In the interim between the cross, on the one hand, and God's new heaven and new earth in which only righteousness dwells--free of sin and unrighteousness forever (Re 21:1), on the other hand, there is the Church Age. While Satan and his minions have been stripped of their armor (which is perhaps a better description of what Paul meant by his term "disarmed" in Colossians 2:15) and are thus subject to Christ and His Church in a way that could not and would not have been possible apart from the death and resurrection of Christ, they are not totally impotent.
Today, God is in the process of building His Church Universal, of which Jesus said,
" . . . and on this rock [i.e., that Jesus is the Christ, the Son of the living God] I will build my church, and the gates of Hell will not overcome it" (Mt 16:15-18).

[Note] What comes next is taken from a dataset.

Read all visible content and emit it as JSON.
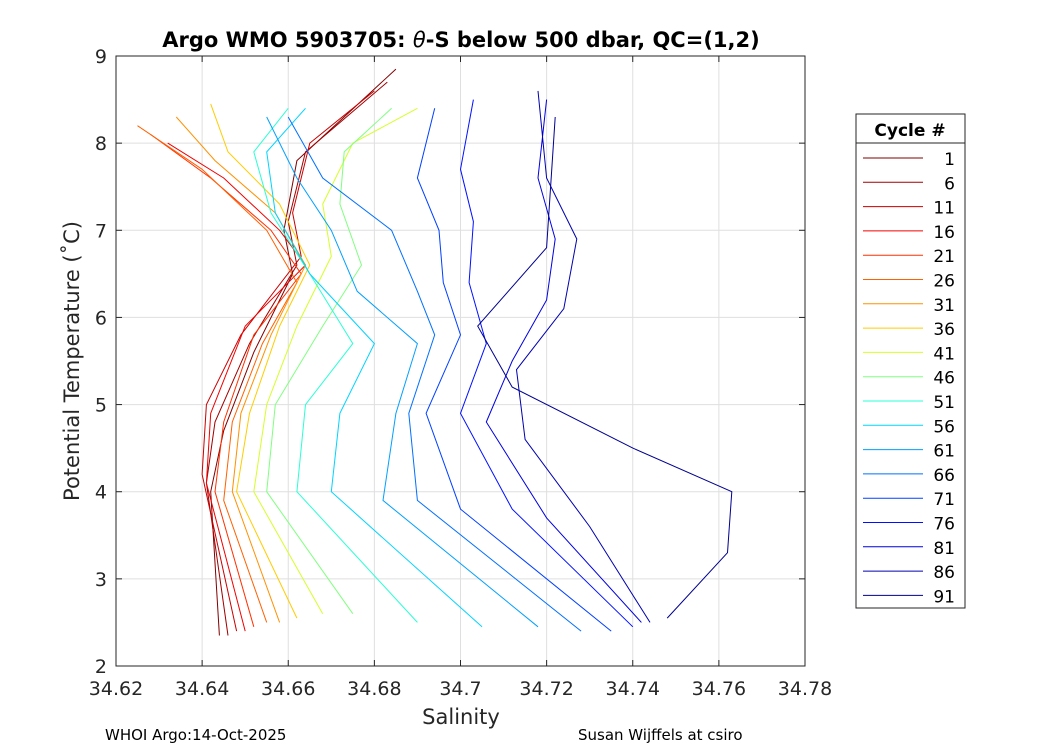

In a sense (and covenant theologians may disagree with me on this point), the Church Age had its beginning on the day of Pentecost, and it will have its consummation at the wedding feast of the Lamb, where Christ's bride, the Church, will be united to her groom in an eternal marriage. That marriage is an "arranged" marriage, by the way, and it was arranged in eternity past by an all wise and all loving God who in love is calling out from the world that is temporarily under the influence of its god--small G--a people from every tongue and tribe who by obeying the gospel of His Son are destined for glory in heaven forever.
Remember, a god with a small G is no match for God with a capital G. The teaching of Scripture is clear: the ultimate defeat in time and space of the god of this world system (< Gk. cosmos) is assured, and the defeat of the various gods/idols he offers humanity, which are in reality no gods, is also assured. In the meantime God is building His Church one living stone at a time, until the superstructure, which is based on Christ, the chief cornerstone, is completed (1 Pe 2:4-10).
That Church--a spiritual house, a holy priesthood, a chosen people, a royal priesthood, a people belonging to God--is being called out of darkness and into God's wonderful light. Until the last living stone is finally added to the Church, God's people still have to struggle with the world system and its many idols, all of which are summed up in John's big three:
"the lust of the flesh, the lust of the eyes, and the pride of life" (1 Jn 1:15-17).
Christ's Church, however, will ultimately be victorious, and we have Jesus' word on it (Mt 16:17)!